As hundreds of people realised that those closest to them had died, grief overwhelmed the city. Zainab Sharif, a mother-of-four, sat outside a hospital where her husband was pronounced dead, after doctors spent hours trying to save him. She wept: ‘There’s nothing I can say. We have lost everything.’ President Mohamed Abdullahi Mohamed has declared three days of mourning in the country, and is pleaded with people to donate blood to help the victims. ‘I am appealing to all Somali people to come forward and donate,’ he said.
The government has blamed al-Shabab, an al-Qaeda-linked terrorist group, for what it is calling a ‘national disaster’. Al-Shabab has yet to comment.
PM Hassan Ali Khaire said: ‘They don’t care about the lives of Somali people, mothers, fathers and children. They have targeted the most populated area in Mogadishu, killing only civilians.’ The explosion was so forceful it blew off metal gates and blast walls erected outside the Safari Hotel, which is close to Somalia’s foreign ministry. Rescue workers have spent the day desperately searching for survivors in the rubble of the now largely destroyed hotel.

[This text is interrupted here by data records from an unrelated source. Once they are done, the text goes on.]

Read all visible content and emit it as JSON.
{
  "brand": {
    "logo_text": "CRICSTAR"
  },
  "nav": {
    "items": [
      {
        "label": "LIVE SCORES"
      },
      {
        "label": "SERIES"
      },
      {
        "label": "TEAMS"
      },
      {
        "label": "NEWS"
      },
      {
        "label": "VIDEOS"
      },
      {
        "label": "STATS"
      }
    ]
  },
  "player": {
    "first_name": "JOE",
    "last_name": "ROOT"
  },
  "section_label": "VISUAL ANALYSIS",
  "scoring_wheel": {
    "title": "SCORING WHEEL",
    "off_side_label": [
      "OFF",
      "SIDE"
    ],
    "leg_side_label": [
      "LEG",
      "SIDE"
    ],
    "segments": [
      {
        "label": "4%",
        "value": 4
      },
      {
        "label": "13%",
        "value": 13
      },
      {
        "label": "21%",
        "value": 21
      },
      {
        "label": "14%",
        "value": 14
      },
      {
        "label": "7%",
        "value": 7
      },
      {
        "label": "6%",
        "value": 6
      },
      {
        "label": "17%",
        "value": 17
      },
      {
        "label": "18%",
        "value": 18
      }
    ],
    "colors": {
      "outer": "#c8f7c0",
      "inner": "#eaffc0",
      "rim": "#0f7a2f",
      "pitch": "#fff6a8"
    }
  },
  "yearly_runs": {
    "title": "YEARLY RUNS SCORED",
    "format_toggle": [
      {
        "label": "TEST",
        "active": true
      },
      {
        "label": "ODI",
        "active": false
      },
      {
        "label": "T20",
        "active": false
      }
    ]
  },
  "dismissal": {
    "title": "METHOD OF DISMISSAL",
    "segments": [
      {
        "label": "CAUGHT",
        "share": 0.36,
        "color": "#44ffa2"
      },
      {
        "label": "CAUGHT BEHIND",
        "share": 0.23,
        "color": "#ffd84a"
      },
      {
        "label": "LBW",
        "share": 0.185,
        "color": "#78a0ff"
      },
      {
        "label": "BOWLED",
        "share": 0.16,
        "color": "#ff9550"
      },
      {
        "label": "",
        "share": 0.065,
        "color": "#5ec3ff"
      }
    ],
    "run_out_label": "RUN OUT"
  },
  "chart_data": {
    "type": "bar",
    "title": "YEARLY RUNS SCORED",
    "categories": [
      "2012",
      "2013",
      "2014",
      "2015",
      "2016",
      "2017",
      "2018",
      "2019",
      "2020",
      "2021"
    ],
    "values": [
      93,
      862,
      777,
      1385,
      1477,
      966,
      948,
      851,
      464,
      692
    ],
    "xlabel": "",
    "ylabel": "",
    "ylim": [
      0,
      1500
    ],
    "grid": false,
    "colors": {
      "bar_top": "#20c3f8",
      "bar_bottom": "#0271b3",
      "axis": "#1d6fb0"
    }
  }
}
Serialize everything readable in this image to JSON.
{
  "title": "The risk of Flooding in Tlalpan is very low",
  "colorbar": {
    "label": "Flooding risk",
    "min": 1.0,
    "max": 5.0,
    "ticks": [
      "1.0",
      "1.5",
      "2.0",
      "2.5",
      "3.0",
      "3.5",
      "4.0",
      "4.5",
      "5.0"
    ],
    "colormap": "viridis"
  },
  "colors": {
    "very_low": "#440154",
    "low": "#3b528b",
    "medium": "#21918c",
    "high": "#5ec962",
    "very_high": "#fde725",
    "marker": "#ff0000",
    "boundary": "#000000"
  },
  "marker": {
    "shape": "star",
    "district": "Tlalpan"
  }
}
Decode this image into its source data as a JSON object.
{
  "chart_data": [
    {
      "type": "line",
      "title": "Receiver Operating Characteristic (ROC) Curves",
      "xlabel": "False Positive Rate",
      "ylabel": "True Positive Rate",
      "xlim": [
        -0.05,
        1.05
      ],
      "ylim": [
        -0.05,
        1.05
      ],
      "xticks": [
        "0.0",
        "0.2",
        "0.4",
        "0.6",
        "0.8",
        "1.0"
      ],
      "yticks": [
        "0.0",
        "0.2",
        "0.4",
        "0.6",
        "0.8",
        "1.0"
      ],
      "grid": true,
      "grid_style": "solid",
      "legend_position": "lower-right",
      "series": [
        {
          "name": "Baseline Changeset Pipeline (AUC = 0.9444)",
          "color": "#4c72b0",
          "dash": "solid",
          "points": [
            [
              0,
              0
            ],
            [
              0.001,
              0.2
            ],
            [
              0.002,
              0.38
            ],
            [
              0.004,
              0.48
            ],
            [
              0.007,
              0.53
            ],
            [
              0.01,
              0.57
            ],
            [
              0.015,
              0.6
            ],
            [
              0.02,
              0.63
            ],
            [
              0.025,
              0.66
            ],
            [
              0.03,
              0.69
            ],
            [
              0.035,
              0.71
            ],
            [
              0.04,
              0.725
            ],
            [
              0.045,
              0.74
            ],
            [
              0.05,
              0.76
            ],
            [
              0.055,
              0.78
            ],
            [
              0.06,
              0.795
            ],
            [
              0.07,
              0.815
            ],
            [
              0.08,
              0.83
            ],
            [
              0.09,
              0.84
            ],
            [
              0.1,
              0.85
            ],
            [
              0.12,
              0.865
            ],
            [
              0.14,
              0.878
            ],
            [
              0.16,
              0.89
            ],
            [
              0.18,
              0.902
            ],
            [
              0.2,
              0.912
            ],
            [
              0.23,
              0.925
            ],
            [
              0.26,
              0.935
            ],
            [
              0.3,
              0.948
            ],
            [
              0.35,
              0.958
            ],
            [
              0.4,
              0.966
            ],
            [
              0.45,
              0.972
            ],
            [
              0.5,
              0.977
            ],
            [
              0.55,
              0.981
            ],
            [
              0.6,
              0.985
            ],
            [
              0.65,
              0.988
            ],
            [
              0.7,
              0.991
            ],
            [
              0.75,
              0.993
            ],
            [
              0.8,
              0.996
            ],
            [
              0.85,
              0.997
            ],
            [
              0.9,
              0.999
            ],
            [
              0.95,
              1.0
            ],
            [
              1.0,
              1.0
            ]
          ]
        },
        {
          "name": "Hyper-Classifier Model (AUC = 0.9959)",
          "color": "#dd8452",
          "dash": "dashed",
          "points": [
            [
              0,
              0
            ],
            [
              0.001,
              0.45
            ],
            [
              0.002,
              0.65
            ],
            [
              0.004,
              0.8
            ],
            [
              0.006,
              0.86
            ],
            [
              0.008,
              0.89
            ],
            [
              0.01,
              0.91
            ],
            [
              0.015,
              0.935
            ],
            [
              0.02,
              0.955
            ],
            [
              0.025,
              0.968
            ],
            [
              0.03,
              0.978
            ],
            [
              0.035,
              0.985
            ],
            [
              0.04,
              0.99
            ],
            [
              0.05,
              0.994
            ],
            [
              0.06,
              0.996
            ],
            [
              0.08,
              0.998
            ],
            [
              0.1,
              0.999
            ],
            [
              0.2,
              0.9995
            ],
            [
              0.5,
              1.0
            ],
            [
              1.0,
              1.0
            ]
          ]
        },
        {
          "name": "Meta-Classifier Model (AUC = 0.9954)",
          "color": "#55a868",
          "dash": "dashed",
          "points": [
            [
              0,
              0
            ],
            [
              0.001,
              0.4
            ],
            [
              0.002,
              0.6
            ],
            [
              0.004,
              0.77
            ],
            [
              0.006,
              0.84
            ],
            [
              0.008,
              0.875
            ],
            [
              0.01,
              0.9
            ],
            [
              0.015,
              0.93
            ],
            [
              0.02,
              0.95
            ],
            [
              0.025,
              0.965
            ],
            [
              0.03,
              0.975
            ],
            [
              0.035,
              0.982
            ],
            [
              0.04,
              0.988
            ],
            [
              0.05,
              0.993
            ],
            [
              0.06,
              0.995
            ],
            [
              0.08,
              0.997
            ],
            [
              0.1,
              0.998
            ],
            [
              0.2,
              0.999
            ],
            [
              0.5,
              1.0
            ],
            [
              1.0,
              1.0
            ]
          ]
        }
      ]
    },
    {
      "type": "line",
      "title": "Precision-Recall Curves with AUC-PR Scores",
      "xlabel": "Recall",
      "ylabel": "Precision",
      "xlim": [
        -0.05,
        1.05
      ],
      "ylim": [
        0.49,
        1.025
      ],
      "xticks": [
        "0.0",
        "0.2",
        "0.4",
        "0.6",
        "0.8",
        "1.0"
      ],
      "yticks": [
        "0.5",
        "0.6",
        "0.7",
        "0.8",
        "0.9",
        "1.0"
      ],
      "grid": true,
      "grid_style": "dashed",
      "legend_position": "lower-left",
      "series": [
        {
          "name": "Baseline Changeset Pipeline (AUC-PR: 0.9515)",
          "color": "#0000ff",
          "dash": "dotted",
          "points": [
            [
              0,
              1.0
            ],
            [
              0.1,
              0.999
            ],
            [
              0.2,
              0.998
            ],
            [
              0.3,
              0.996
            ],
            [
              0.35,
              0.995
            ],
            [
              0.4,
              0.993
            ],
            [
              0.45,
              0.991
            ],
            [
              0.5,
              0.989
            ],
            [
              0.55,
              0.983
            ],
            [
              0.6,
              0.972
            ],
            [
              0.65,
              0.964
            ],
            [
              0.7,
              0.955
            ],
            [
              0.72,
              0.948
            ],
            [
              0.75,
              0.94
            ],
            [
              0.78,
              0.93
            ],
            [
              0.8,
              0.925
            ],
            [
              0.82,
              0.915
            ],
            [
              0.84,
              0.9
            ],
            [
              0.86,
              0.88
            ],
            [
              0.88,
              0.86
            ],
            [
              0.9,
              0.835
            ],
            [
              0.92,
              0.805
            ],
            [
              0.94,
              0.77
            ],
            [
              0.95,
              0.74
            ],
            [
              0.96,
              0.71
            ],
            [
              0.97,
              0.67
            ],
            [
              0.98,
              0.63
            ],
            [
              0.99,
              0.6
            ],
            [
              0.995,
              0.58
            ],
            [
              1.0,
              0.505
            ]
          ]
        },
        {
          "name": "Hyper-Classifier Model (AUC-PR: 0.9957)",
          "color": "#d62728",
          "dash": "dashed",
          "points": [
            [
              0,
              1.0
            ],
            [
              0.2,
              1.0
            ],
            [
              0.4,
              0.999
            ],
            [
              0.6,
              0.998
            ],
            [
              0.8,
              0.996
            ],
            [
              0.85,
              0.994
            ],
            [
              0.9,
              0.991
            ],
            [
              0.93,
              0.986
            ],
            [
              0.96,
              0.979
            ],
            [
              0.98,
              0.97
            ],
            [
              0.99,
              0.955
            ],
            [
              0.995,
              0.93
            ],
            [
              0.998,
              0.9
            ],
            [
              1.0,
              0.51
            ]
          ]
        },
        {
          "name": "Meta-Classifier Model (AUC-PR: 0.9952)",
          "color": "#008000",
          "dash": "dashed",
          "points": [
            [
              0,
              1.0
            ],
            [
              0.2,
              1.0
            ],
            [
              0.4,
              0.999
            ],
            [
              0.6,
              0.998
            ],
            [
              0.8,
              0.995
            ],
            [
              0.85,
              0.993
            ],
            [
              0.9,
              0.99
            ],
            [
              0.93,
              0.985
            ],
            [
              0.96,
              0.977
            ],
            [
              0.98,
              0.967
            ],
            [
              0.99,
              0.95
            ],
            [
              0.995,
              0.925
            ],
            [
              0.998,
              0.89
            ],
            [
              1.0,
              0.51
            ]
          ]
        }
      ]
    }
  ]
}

(Picture: AFP/Getty Images)
The United Nations special envoy to Somalia called the attack ‘revolting,’ saying an unprecedented number of civilians had been killed. Michael Keating said the UN and African Union were supporting the Somali government’s response with ‘logistical support, medical supplies and expertise’. Saturday’s blast occurred two days after the head of the US Africa Command was in Mogadishu to meet with Somalia’s president, and two days after the country’s defense minister and army chief resigned for undisclosed reasons.